Science Fiction

Battlestar Galactica

Distributed by: Universal Studios

Reviewed by: Justine Manzano


        Last week, I reviewed Grey’s Anatomy, explaining how I’d decided to join the series in Season 2, after realizing that I was missing out on something good.  This happened to me twice last season.  The second time, it was Battlestar Galactica.  I had made no secret of hating this show from it’s very inception.  Rumors had been running rampant in the Science Fiction rumor mill that my favorite show, Farscape, had been axed after years of not-so-good ratings but a rabid cult following to allow money in Sci-Fi Channel’s budget for this television remake!  True or not, I was on a boycott.  Then, I realized I was a mature media connoisseur who was behaving like a spoiled brat—perhaps something worth canceling Farscape for couldn’t be bad?  So, I picked up the DVD.

            The very first thing I could do was complain.  I had bought the mini-series that introduced the series as well as the first season on DVD, only to find that the season box set contained the mini-series.  No worries though, I scored money for the mini-series on ebay. Perhaps it should have been more clearly marked.  Either way, I had begun my reluctant journey with the Galactica. 

            The story is about a war between humans and the artificially intelligent beings we have created, The Cylons.  The story begins with the tentative truce between the two nations being violated by the terrorist actions of *gasp* a humanoid Cylon (Tricia Helfer)!  You mean, they look like us?  Like that hasn’t been done before!  (Okay, maybe I’m still a tad bitter, but read on…)  The Cylons rain down Armageddon on the human colonies, leaving only the few remaining ships in the air and just over 4,000 people left to repopulate the world and fight the war against the Cylons.  These ships constitute many tourist ships and a Battlestar class ship named The Galactica.  The fleet is now led by Commander William Adama (Edward James Olmos) who was on the verge of retirement before the attack.  Helping and sometimes arguing with him to make decisions about the fate of humanity is newly appointed President Laura Roslin (Mary McDonnell), who was the Secretary of Education before the attack.

            As they struggle to protect humanity, these two stand alternately united and opposing.  Helping them all the while is their crew.  Captain Lee (Apollo) Adama (Jamie Bamber) is the Commander’s son and a valuable flight leader who struggles to repair the relationship with his father despite the fact that he blames him for the death of his brother.  His brother’s fiancée, Lt.

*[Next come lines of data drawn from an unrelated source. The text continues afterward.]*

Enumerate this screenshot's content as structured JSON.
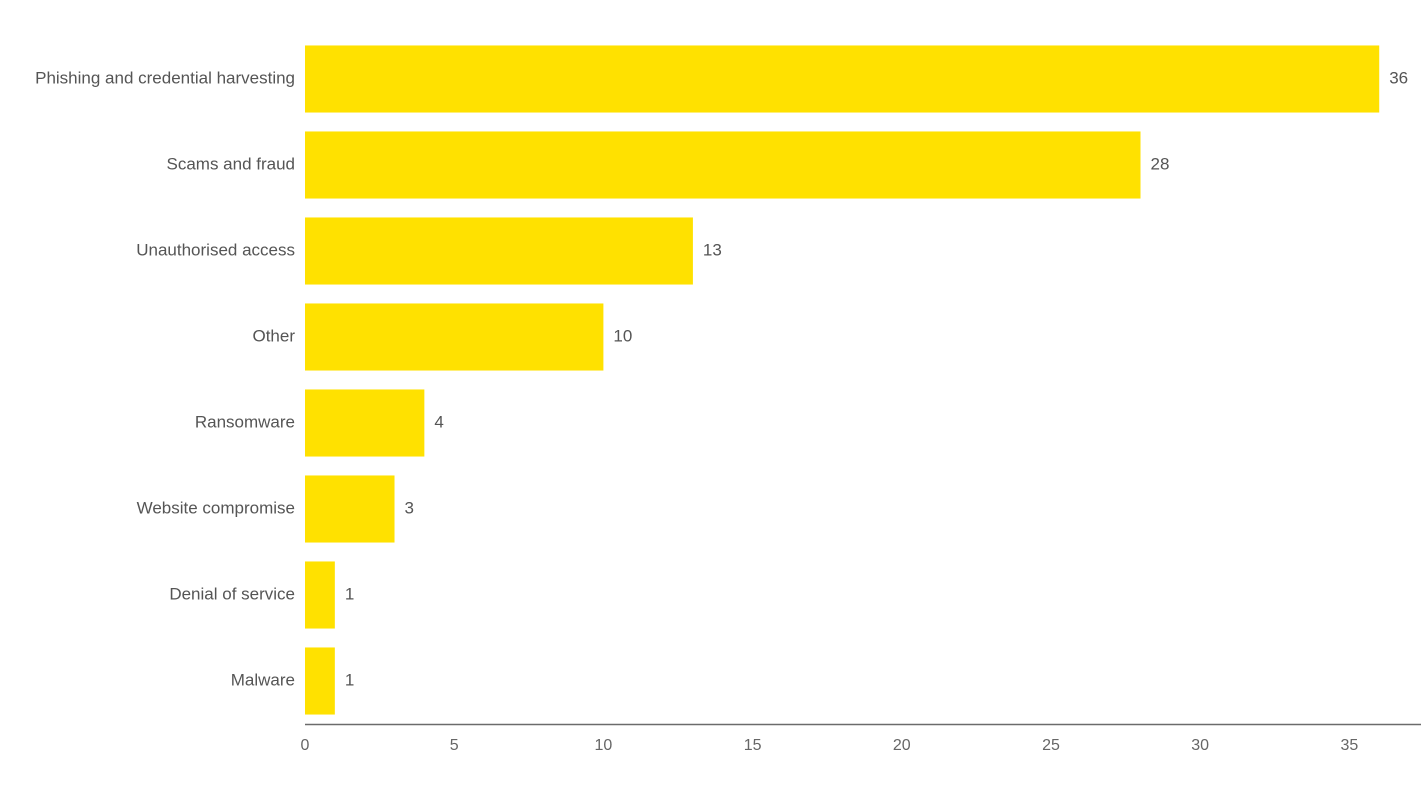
{
  "chart_data": {
    "type": "bar",
    "orientation": "horizontal",
    "title": "",
    "xlabel": "",
    "ylabel": "",
    "categories": [
      "Phishing and credential harvesting",
      "Scams and fraud",
      "Unauthorised access",
      "Other",
      "Ransomware",
      "Website compromise",
      "Denial of service",
      "Malware"
    ],
    "values": [
      36,
      28,
      13,
      10,
      4,
      3,
      1,
      1
    ],
    "xlim": [
      0,
      37.4
    ],
    "xticks": [
      0,
      5,
      10,
      15,
      20,
      25,
      30,
      35
    ],
    "grid": false,
    "legend": "none",
    "bar_color": "#FFE100",
    "axis_color": "#6b6b6b"
  }
}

Kara (Starbuck) Thrace (Katee Sackhoff) is a courageous pilot with a death wish who can figure her way out of anything.  And then there is Sharon “Boomer” Valieri (Grace Park).  She’s a whole special case.  As the fleet struggles through various issues that are involve either the political or survival, two side stories add a spark.  The first, follows Dr. Gaius Baltar (James Callis), who unwittingly allowed sexy Cylon, Number Six, to disable the defenses and generally allowed the initial attack.  As he struggles to cover up his involvement, he also struggles with the fact that Number Six, who he was in love with, is haunting his mind.  The second side story involves a soldier left behind on the destroyed colony of Caprica, Helo (Tahmoh Penikett) is struggling to survive, but the only help he can get is from someone the audience knows is a Cylon…

            I’m the kind of person who can always admit when she has been proven wrong, and this was one of those times.  I was almost immediately hooked on this show.  The acting is incredible and the direction is shaky in that fun, “You’re really there” way—a trick that I firmly believe was borrowed from Firefly.  The vision of a technologically paranoid society, in which we can fly through space but still use rotary phones, is well played and gives the series a look and feel all it’s own.  The characters aren’t quippy and fun like I normally like my TV characters to be, but they are real, gritty, tough, emotional and solid—no one misses their mark.  The Cylons, while easily mocked in theory, are rather convincing and terrifying villains in that they firmly believe that they are doing God’s work.  Sometimes you, the viewer, will begin questioning your loyalties yourself.  The best villains are always the one’s that truly believe they are right.

            Farscape is still the better show of the two, but that doesn’t mean that Battlestar Galactica doesn’t have something incredible to offer.  Fans of the old Battlestar are in for many surprises.  This is not some cheesy and silly 70’s diversion with characters that were never truly realized.  This is a hard-hitting and powerful series that is not afraid to take amazing risks that payoff.  So, I give in—if you love Science Fiction or even if you do not, but you understand that drama can happen in any setting, this is a series for you. 

One of them, anyway…yeah, I know…I’ll get over it.